Exceptions will not be raised by distributions for an invalid x argument to probability functions. Typically the cumulative probability functions will return 0 or 1 for an out-of-domain argument, depending on which the side of the domain bound the argument falls, and the density or probability mass functions return 0. Return values for x arguments when the result is undefined should be documented in the class javadoc. For example the beta distribution is undefined for x = 0, alpha < 1 or x = 1, beta < 1. Note: This out-of-domain behaviour may be different from distributions in the org.apache.commons.math3.distribution package. Users upgrading from commons-math should check the appropriate class javadoc.

An exception will be raised by distributions for an invalid p argument to inverse probability functions. The argument must be in the range [0, 1].

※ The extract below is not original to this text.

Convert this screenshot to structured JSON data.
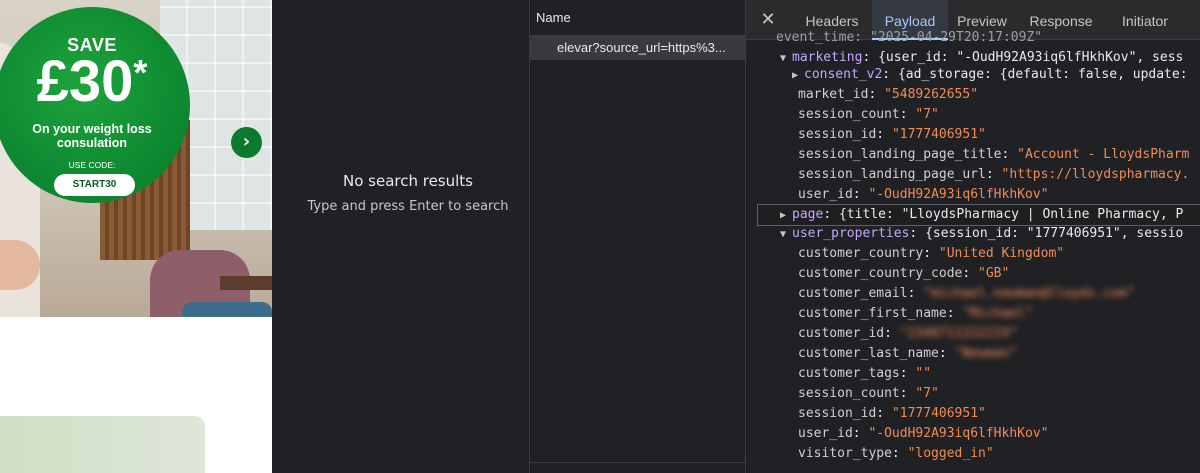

Complementary Probabilities

The distributions provide the cumulative probability p and its complement, the survival probability, q = 1 - p. When the probability q is small use of the cumulative probability to compute q can result in dramatic loss of accuracy. This is due to the distribution of floating-point numbers having a log-uniform distribution as the limiting distribution. There are far more representable numbers as the probability value approaches zero than when it approaches one.

The difference is illustrated with the result of computing the upper tail of a probability distribution.

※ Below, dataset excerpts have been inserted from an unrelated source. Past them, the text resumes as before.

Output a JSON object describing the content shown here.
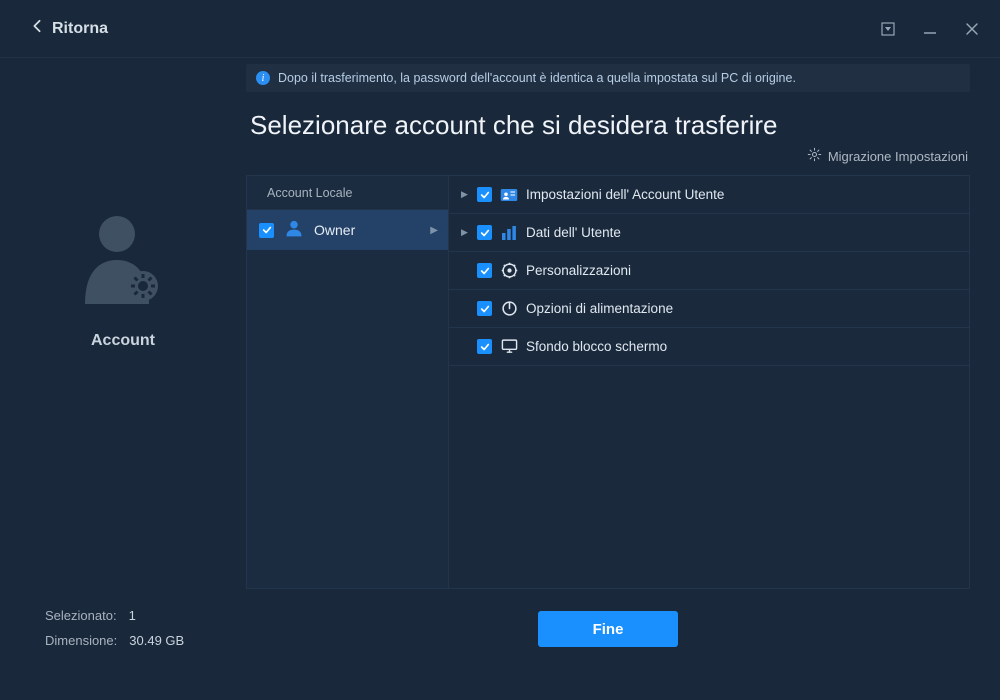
{
  "titlebar": {
    "back_label": "Ritorna"
  },
  "banner": {
    "text": "Dopo il trasferimento, la password dell'account è identica a quella impostata sul PC di origine."
  },
  "page_title": "Selezionare account che si desidera trasferire",
  "migration_link": "Migrazione Impostazioni",
  "sidebar": {
    "section_label": "Account",
    "stats": {
      "selected_label": "Selezionato:",
      "selected_value": "1",
      "size_label": "Dimensione:",
      "size_value": "30.49 GB"
    }
  },
  "accounts": {
    "header": "Account Locale",
    "items": [
      {
        "checked": true,
        "name": "Owner",
        "selected": true
      }
    ]
  },
  "settings": [
    {
      "expandable": true,
      "checked": true,
      "icon": "id-card",
      "label": "Impostazioni dell' Account Utente"
    },
    {
      "expandable": true,
      "checked": true,
      "icon": "bars",
      "label": "Dati dell' Utente"
    },
    {
      "expandable": false,
      "checked": true,
      "icon": "gear",
      "label": "Personalizzazioni"
    },
    {
      "expandable": false,
      "checked": true,
      "icon": "power",
      "label": "Opzioni di alimentazione"
    },
    {
      "expandable": false,
      "checked": true,
      "icon": "monitor",
      "label": "Sfondo blocco schermo"
    }
  ],
  "finish_label": "Fine"
}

ChiSquaredDistribution chi2 = ChiSquaredDistribution.of(42);
double q1 = 1 - chi2.cumulativeProbability(168);
double q2 = chi2.survivalProbability(168);
// q1 == 0
// q2 != 0

In this case the value 1 - p has only a single bit of information as x approaches 168. For example the value 1 - p(x=167) is 2-53 (or approximately 1.11e-16). The complement q retains information much further into the long tail as shown in the following table:

Chi-squared distribution, 42 degrees of freedom
x 1 - p q
166 1.11e-16 1.16e-16
167 1.11e-16 7.96e-17
168 0 5.43e-17
...
200 0 1.19e-22

Probability computations should use the appropriate cumulative or survival function to calculate the lower or upper tail respectively. The same care should be applied when inverting probability distributions. It is preferred to compute either p ≤ 0.5 or q ≤ 0.5 without loss of accuracy and then invert respectively the cumulative probability using p or the survival probabilty using q to obtain x.

ChiSquaredDistribution chi2 = ChiSquaredDistribution.of(42);
double q = 5.43e-17;
// Incorrect: p = 1 - q == 1.0 !!!
double x1 = chi2.inverseCumulativeProbability(1 - q);
// Correct: invert q
double x2 = chi2.inverseSurvivalProbability(q);
// x1 == +infinity
// x2 ~ 168.0

Note: The survival probability functions were not present in the org.apache.commons.math3.distribution package. Users upgrading from commons-math should update usage of the cumulative probability functions where appropriate.